On the centre-but somewhat-leftward (leaning in) is a Labor Party, which once held a torch for the poor. Labor’s sick of being a soft target; Labor will tax you to death, and now runs up the white flag on a fair and just income tax system.
But of course, there are more than two parties, even before we get into the division and disunity within a twin-set, the ABC loves to call “Both Major Parties”, or even Joel Fitzgibbon’s Hunter for Coal ginger group.
Greens’ leader, Adam Bandt does bag Labor for being gutless. Top income earners get up to 400 times the benefit of median income earners, he also quickly points out.

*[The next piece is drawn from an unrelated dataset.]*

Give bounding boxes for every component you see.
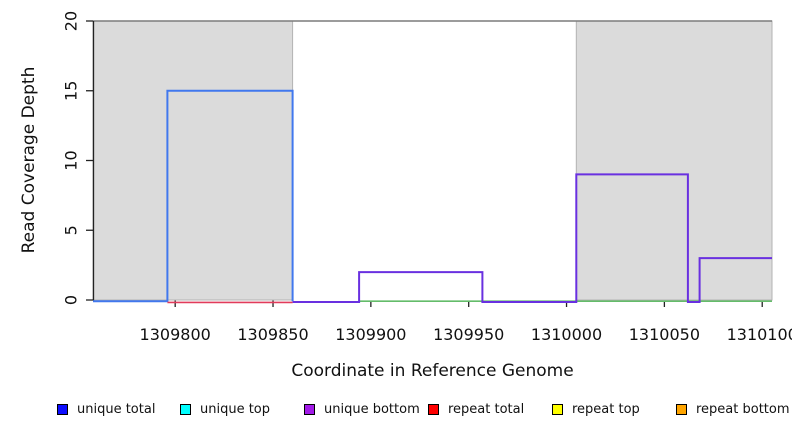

Labor’s backflip on high-end income tax cuts, notes Paul Bongiorno, has one aim. It seeks to make Morrison and his catastrophic bungling of the pandemic the key focus of the election campaign. The Australian Financial Review, reports an Utting Research poll, supporting Albanese’s tactic.
Greg Jericho reports that if Labor wants to fix the regressive tax regime they’ve agreed to they should implement a Warren Buffet Rule tax strategy where high income earners pay a minimum rate of tax on their earnings before any deductions are claimed – proposal by The Australia Institute.
There’s no anodyne for grinding poverty. A decent minimum wage and adequate pensions for the aged and those looking for work would, however, be a start.
As for part-time PM and moralist Scott Morrison’s self-help philosophy – his have a go to get a go – it’s a kick in the teeth, a wanton disregard for the causes and consequences of poverty. You do have to work hard to acquire his level of ignorance and prejudice. Like most of his maxims, it is a patently absurd lie – hurtful in times of economic recession measured by hours worked and underemployment, however much neoliberal treasury boffins choose to define it as two consecutive quarters of negative GDP. Rick Morton reflects,
What is a recession but surplus insecurity, the loss of opportunity and scarcity of hope?
Three and a quarter million people in Australia are poor; more than one in eight adults and one in six children live below the poverty line. How do they cope with half the population in lockdown due to the federal government’s catastrophic failure to buy vaccines, set up a quarantine system – let alone look after the elderly or provide for those out of work or underemployed?
“No poverty” is the first of the UN Sustainable Development Goals. Australia is a signatory yet it has the 16th highest poverty rate out of the 34 wealthiest countries in the OECD.
Labor’s decision to agree to the Coalition’s third tier of its fat-cat, flat tax, policy with its tax cuts for the rich to be paid for by the needy is distressing. Those earning between $45,000 and $200,000 will all pay thirty cents in the dollar.
It’s a volte-face, “a political triple backflip”, Paul Bongiorno calls it, from Albo; Anthony Albanese, the leader of a party that once, famously, sought the light on the hill, as former Labor PM and engine-driver, Ben Chifley put it, seventy two years’ ago, after four years as leader to the 1949 NSW ALP Conference.
“I try to think of the Labour movement, not as putting an extra sixpence into somebody’s pocket, or making somebody Prime Minister or Premier, but as a movement bringing something better to the people, better standards of living, greater happiness to the mass of the people.”
The Whitlam spirit has gone from the Labor Party, laments Crikey’s Guy Rundle, who notes that the party’s base is fractured and reflects that a progressive tax policy may as well be just a Chifley a pipe dream for a political party whose voters are now as much knowledge class as working class.
Gone? That may be a little premature. And Whitlam did own up to his own pragmatism: only the impotent are pure. He understood that vision without executive power is the prerogative of protest groups, not of a party wanting to govern.